A 17-year-old friend of the keen dirt bike rider was allegedly driving a Mazda 6 about 45km over the speed limit before the car struck another vehicle.
Lachlan Smith, 18, (pictured) was a passenger in a Mazda 6 – driven by a P-plater – that crashed into a car last February, ending his life
The horror accident prompted the teen’s ‘devastated’ dad to launch a petition, calling for limits on P-platers, which is gaining momentum.
On Wednesday the online appeal had attracted 15,200 signatures after two weeks, hoping to get at least 25,000.
‘Our road rules need to change to stop innocent passengers being killed in road crashes due to inexperienced P-plate drivers,’ Mr Smith wrote on the petition.
‘The loss of our son has devastated our family, his friends, our family friends, the community and first responders.’
‘Our road rules need to change to stop innocent passengers being killed in road crashes due to inexperienced P-plate drivers,’ dad Nigel Smith said on the petition (pictured, his son Lachlan)
He said Australia should follow in the footsteps of New Zealand, which bans provisional drivers from having passengers.
‘We need the same rule in NSW and Australia to stop these young lives being lost,’ he said.
Restricted drivers in New Zealand are barred from carrying most passengers except one who is their spouse or a dependent, like a child who lives with them.
Parents and certain relatives are also able to ride along with a restricted driver.
Kiwis need to be 16 and a half years old to get a restricted licence and are limited to when they can drive on their own.
They can only drive by themselves between 5am and 10pm and need a fully licensed passenger next to them at other times.
In NSW, drivers on red P1 or green P2 plates are able to carry others in the vehicle.

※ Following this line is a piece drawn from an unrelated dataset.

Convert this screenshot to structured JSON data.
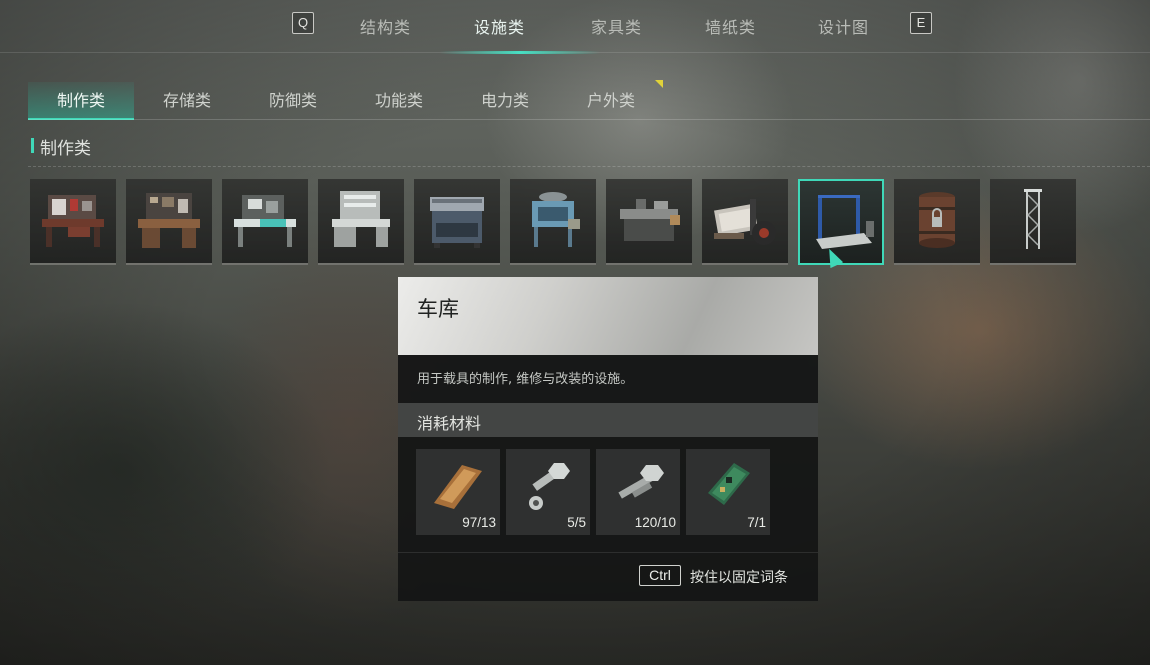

But a P1 driver under 25 is not allowed to drive with more than one passenger under 21 between 11pm and 5am.
P1 or P2 drivers who have been given a new licence after a disqualification are not permitted to carry more than one passenger for a year.
Mr Smith said NSW and Australia need to follow the New Zealand’s lead ‘to stop these young lives being lost’ (pictured, the road where the crash occurred in Silverdale, Sydney)
Lachlan was remembered for his adventurous spirit, with a wild imagination and who lived life to the full.
Mr Smith urged young people to slow down to prevent parents from ‘going through the hell we’re going through’.
‘A couple of minutes of fun sounds great, but in an instant your friends are gone,’ he told the Daily Telegraph in February.
‘I always tried to tell Lachlan “you always have to think of the consequences”.’